The agreement comes with a number of incentives: Specifically, Amazon will receive $897 million from the city’s Relocation and Employment Assistance Program (REAP) and $386 million from the Industrial & Commercial Abatement Program (ICAP). It will receive an additional $505 million in a capital grant and $1.2 billion in “Excelsior” credits if its job creation goals are met. That brings the total amount of public funds granted to $2.988 billion—in other words, the city and state will pay Amazon $48,000 per job.

Amazon could also earn even more tax breaks separate from the city and state subsidies: The census tract in Long Island City where HQ2 (or HQ3) will be built is designated as an opportunity zone under a provision of the so-called Tax Cuts and Jobs Act, the tax overhaul President Trump signed into law almost a year ago.
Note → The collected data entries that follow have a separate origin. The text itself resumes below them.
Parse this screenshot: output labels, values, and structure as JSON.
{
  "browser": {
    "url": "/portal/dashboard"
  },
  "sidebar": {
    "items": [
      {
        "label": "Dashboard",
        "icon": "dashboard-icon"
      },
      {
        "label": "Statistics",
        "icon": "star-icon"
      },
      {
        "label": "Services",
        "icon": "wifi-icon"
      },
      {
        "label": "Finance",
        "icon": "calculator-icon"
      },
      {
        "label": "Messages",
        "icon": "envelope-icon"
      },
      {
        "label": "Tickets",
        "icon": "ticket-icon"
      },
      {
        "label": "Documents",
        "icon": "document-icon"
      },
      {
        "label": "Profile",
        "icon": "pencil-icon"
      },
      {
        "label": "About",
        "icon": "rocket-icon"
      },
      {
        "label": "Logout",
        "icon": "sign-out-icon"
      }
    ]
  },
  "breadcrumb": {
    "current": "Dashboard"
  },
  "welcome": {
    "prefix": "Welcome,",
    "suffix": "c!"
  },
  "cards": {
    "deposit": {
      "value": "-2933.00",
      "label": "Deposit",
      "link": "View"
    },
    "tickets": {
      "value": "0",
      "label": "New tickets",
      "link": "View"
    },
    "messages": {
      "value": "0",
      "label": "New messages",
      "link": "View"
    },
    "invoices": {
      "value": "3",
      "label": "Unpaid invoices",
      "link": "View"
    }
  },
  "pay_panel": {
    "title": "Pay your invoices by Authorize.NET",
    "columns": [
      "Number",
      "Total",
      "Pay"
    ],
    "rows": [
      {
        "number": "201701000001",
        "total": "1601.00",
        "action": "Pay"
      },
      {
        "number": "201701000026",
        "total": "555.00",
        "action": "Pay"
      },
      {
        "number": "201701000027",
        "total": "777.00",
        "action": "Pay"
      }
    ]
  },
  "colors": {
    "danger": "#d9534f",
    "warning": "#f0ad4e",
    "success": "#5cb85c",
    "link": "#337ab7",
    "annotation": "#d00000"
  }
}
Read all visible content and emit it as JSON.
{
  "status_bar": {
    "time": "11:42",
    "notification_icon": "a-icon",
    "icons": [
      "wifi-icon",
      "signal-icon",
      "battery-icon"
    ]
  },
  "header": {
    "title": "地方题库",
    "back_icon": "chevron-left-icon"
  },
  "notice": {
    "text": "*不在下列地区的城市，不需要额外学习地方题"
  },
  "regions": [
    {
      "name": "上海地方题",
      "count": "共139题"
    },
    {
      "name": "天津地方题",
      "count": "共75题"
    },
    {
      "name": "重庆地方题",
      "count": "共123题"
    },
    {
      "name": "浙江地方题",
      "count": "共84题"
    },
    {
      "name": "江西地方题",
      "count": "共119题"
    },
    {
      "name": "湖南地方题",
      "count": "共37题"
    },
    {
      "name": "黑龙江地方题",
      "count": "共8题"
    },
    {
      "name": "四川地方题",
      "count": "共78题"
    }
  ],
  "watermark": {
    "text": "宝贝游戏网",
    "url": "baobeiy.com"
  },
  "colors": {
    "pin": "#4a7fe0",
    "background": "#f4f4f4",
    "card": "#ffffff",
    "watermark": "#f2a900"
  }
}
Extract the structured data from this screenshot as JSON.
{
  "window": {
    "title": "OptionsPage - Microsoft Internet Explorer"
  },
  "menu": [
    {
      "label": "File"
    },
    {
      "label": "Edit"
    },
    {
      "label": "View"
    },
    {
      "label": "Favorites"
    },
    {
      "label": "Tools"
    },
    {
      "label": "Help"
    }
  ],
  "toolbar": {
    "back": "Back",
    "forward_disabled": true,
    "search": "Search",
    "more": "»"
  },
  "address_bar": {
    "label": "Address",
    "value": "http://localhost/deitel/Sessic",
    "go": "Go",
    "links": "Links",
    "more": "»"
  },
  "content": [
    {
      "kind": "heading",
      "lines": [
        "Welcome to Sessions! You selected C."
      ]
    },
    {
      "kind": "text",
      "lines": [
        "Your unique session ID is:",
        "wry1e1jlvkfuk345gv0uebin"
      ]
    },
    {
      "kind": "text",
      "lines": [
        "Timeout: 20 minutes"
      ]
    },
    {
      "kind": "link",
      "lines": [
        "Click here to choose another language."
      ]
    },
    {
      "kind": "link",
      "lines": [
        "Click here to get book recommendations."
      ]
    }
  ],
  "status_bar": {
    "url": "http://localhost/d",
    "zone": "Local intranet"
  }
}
Opportunity zones, the brainchild of Silicon Valley financier Sean Parker, allow people to invest capital gains—the profit made from the sale of an asset like a house, stock, or even a painting—in “distressed” areas and defer taxes on those gains until 2026.

So, the state was throwing nearly $1.4 billion in incentives at the company, and then another $1.7 billion in credits/incentives if the job creation goals were met (prorated). If they fell short on the jobs, the credits would be proportionally reduced - but that would only happen if the state were rigorous in clawing back if the company fell short, and states routinely ignore the enforcement provisions to the benefit of these companies.

Those in LIC worried about the lack of existing infrastructure, the lack of transit investment, and that it would push out lower wage residents who couldn’t afford to live in one of the few remaining affordable places to live in the City now that Amazon and the high wage workers were going there.

All this said suggests that Amazon might take another look at Newark NJ because they’d still have access to the NYC metro area talent pool, transit is good, and NJ will throw billions at the company. Because that’s what states do, even when the company has a trillion dollar capitalization.